Fast-Forward to Present Day
My wife had a mandatory meeting yesterday. (Her place of employment was previously mentioned in an earlier post entitled On the twelfth dice of Christmas.) She works in a department with a team of three persons, including herself. Her department has incredible work load and is subject to government deadlines that must be met to remain in compliance with certain standards. Failure to meet those deadlines can result in penalties assessed against the company.

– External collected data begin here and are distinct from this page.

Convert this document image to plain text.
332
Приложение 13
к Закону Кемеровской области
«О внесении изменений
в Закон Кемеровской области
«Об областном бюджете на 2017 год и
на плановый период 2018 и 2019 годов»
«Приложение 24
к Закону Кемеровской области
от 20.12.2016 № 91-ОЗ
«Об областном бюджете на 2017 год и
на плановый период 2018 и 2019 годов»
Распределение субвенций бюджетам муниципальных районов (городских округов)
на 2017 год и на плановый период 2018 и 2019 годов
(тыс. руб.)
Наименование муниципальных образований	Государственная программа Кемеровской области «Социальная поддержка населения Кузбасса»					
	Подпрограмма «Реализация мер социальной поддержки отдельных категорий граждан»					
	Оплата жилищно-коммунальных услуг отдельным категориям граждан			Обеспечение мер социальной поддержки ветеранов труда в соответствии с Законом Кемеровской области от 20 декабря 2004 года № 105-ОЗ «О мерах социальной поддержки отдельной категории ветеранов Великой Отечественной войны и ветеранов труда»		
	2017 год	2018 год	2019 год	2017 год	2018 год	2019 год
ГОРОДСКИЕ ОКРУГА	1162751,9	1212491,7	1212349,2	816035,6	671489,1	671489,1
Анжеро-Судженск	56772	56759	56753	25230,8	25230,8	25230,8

The situation this week is that one employee is on vacation. Then, the other employee’s step-grandfather died and she is gone on bereavement. We all know what that means, right boys and girls? My wife is flying solo.
So yesterday along comes our good, good friend, the mandatory meeting. My wife politely inquired if she could be excused. Nope. It’s very important stuff. It’s mandatory. I am a boss. I speak like a robot. You will comply. This is my robot dance. I am programmed to make many kinds of decisions except for ones that have any actual meaning. There is no I in Team. You are imperfect. Nomad will sterilize the carbon-based infection.
What the hell? Fuck it. She goes to the meeting. It went down a little something like this:
- 15 minutes fucking around with the “sack lunch” theme where food was distributed.
- 45 minutes of minutia regarding another department that had absolutely nothing to do with my wife’s job and/or department.
- A video presentation regarding positive attitudes (which was preceded by 15 minutes of the room exploding into chit chat while a projector was brought in and one thing after another went wrong). Gee. You think the brainiacs in charge would think to prepare the equipment ahead of time?
It was right at the end of the meeting when I swung in like Rambo without a jock strap and mowed everyone down with my M60 machine gun. Survivors later testified they heard me yelling over the sound of gunfire, “This is fucking beautiful, man!”
Alternate Ending
My wife took it all in stride, got out of the meeting, and found her desk destroyed with paperwork, the phones jammed with tons of voice mails, a full fax machine, and all the phones ringing off the hook. She was home late last night and had a bad day.
Conclusion
Seriously, we have got to mother-fucking stop meeting like this!